I mean if my professor handed me this in class I would hand it right back to him simply because this in its entirety is "mathematically incorrect". A professor who does this obviously should be teaching grade school or not at all.
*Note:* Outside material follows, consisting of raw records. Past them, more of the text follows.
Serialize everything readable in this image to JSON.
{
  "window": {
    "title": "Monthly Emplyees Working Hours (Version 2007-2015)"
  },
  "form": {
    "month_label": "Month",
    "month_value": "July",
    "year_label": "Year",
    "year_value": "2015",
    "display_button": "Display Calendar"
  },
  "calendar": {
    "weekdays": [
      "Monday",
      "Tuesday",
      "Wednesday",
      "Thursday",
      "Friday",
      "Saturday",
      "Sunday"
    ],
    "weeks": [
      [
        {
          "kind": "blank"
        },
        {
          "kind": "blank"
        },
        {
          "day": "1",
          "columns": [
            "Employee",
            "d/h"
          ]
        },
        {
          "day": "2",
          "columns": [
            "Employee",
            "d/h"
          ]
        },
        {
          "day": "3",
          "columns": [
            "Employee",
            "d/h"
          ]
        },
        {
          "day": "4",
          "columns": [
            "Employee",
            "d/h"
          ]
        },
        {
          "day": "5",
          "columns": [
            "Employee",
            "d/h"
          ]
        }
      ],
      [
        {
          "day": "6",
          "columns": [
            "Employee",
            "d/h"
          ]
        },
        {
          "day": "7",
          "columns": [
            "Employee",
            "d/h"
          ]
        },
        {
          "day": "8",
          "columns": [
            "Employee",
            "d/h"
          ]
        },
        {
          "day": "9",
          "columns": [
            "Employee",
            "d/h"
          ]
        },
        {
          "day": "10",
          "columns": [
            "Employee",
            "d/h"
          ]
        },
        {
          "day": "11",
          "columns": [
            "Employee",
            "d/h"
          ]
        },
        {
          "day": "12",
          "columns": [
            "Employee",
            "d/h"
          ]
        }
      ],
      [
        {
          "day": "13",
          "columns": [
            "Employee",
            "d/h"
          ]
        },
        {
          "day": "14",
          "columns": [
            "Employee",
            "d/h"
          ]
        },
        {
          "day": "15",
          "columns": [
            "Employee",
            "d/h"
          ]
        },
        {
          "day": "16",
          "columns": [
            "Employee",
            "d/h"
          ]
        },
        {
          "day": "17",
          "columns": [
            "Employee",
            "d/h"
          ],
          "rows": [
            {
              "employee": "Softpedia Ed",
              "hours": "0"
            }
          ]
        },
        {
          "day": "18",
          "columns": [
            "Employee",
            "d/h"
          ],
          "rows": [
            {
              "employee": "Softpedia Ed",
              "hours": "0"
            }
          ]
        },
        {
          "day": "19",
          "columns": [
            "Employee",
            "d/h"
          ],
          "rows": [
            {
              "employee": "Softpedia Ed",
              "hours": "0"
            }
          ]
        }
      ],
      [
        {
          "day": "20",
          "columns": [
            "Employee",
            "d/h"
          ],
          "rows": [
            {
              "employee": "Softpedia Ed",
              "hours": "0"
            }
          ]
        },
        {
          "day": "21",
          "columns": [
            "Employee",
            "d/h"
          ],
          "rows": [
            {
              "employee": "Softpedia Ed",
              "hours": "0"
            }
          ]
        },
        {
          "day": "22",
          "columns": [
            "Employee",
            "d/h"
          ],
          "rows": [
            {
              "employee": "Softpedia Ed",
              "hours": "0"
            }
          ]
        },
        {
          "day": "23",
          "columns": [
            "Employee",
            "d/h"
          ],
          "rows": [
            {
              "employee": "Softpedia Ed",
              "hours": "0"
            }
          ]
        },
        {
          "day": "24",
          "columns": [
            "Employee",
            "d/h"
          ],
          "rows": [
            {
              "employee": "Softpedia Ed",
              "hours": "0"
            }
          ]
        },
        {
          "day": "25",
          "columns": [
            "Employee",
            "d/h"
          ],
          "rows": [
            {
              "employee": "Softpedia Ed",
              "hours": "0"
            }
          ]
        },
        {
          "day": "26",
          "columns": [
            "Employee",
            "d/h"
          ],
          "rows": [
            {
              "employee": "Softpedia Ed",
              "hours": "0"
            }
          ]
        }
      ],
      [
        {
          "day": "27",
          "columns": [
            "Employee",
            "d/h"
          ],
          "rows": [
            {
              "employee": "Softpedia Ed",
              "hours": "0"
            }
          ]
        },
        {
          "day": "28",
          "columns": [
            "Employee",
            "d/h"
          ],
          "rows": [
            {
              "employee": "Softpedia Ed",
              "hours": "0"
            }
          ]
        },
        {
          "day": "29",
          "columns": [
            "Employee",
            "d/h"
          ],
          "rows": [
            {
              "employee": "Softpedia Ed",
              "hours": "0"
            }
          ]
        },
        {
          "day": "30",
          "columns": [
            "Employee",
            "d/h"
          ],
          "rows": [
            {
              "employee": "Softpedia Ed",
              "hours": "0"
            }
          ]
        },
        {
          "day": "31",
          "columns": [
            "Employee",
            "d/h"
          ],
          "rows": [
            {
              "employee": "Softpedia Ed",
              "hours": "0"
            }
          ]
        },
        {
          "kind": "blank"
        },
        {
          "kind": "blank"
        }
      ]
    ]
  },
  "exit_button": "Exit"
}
Okay, but I don't understand how we're supposed to know that "a" IS a constant term, and x is not. Is there some kind of rule for determining which term is constant when you have two or more varaibles? I thought that constant terms were just integers. For example, in f(x)=x^2-7x+5 the constant term is 5 and when you find f'(x) it's f'(x)=2x-7+0.